The 4P is a game changer for all the right reasons. As the first accord of its type, it has blazed a trail for the wheat industry and prompted the signing of a similar pact involving the Saskatchewan Wheat Development Commission, SeCan and the University of Saskatchewan.

4P has also prompted discussion about how farmers can have more involvement in breeding programs to help steer the direction and provide capacity for better varieties to be released sooner.

Overall, the 4P has been integral to the development of the Lethbridge Research and Development Centre CPS breeding program, increasing its capacity for agronomic, disease and quality testing. This has improved delivery of enhanced genetics to Alberta wheat farmers. AWC will receive a share of royalties for lines developed under the program, which will then be re-invested in public breeding programs.
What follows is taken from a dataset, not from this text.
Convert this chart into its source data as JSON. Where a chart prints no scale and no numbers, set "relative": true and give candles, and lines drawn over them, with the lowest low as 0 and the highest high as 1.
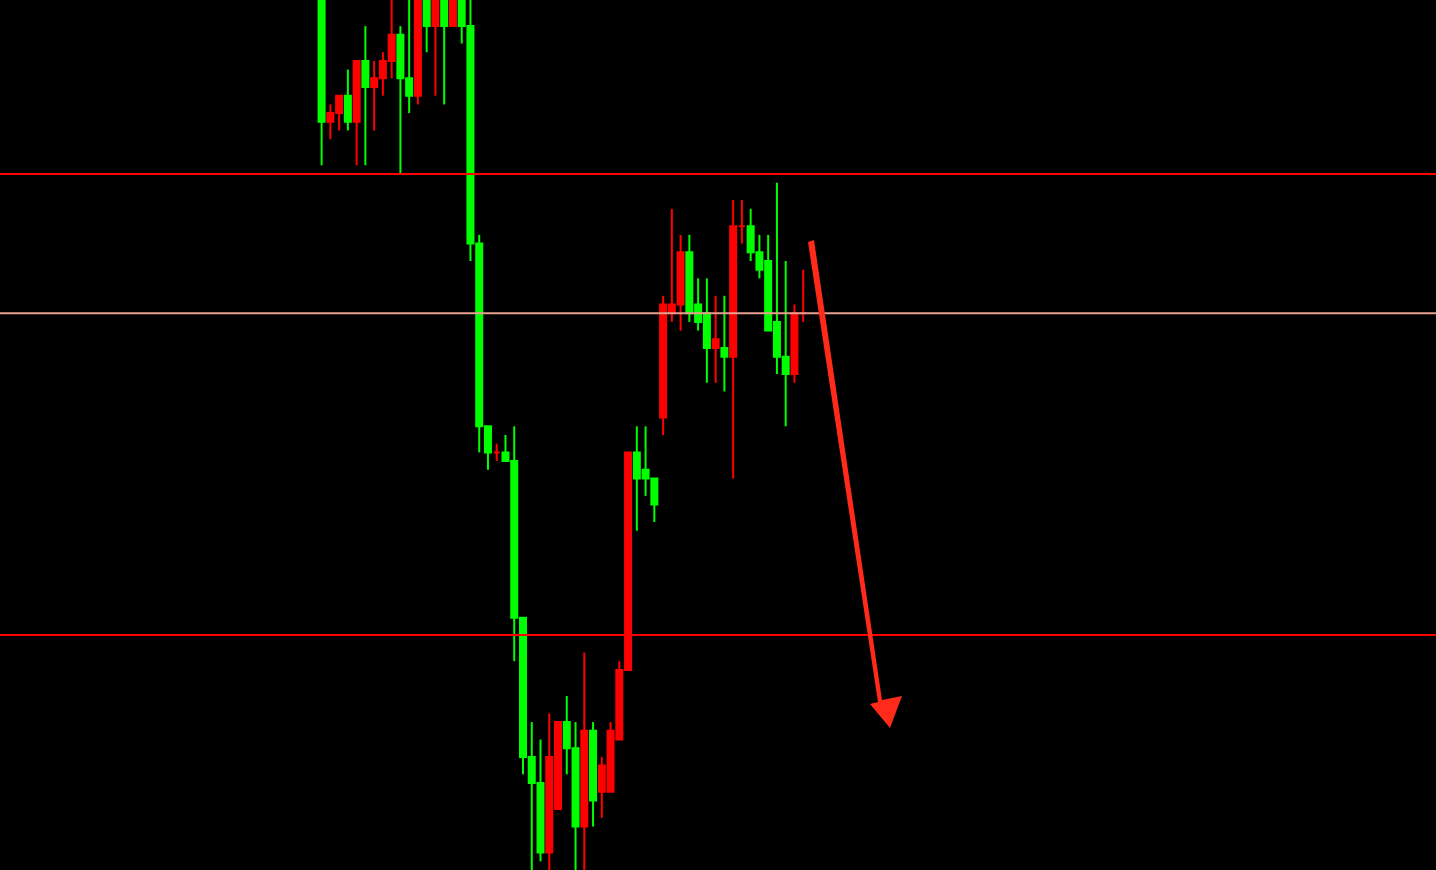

While the partnership is worth $3.4 million over five years, having the entire value chain at the table from early breeding stages through to commercialization is priceless. Most importantly, the deal has produced new CPS varieties for farmers. Following seeding plots conducted in 2018, Crossfield and Entice will be fully commercialized in 2019, to be distributed by Canterra and Proven Seeds, respectively.

Seed grower Don Sendziak addresses attendees at the AAC Crossfield launch near Olds in August.

Though it’s early yet, initial reviews of the two varieties’ performance have been promising. When the Sendziaks tested Crossfield last year, despite not seeding until June 5 and harvesting early to beat impending frost, it yielded 77 bushels per acres and prompted strong demand when sold as pedigreed seed. This season, their area was challenged by lack of moisture through June and part of July, but Crossfield rose to the occasion.

“It looks great in the field,” said Don. “Usually, if there’s a deficiency of moisture in your topsoil, the CPS varieties won’t perform as well, but this looks just as good as our hard reds. It also has the latest disease resistance package available for a wheat variety, so that’s another big selling point.”

These results have certainly sold the Sendziaks on the value of 4P. “When you have private industry, the public sector and producers all striving to get the best attributes out of our varieties, it’s a big positive for the research program,” said Don.

It’s a sentiment that is shared by all parties to the agreement. “I’d like to see how we can go even faster and do more,” said Hansen. “Let’s look at what we need from a strategic perspective to ensure long-term success. This is a new model for the industry and others are watching. It’s all about the ability to partner with the right people who have the right philosophies and mindsets, and the rest will be proven out in the results we get.”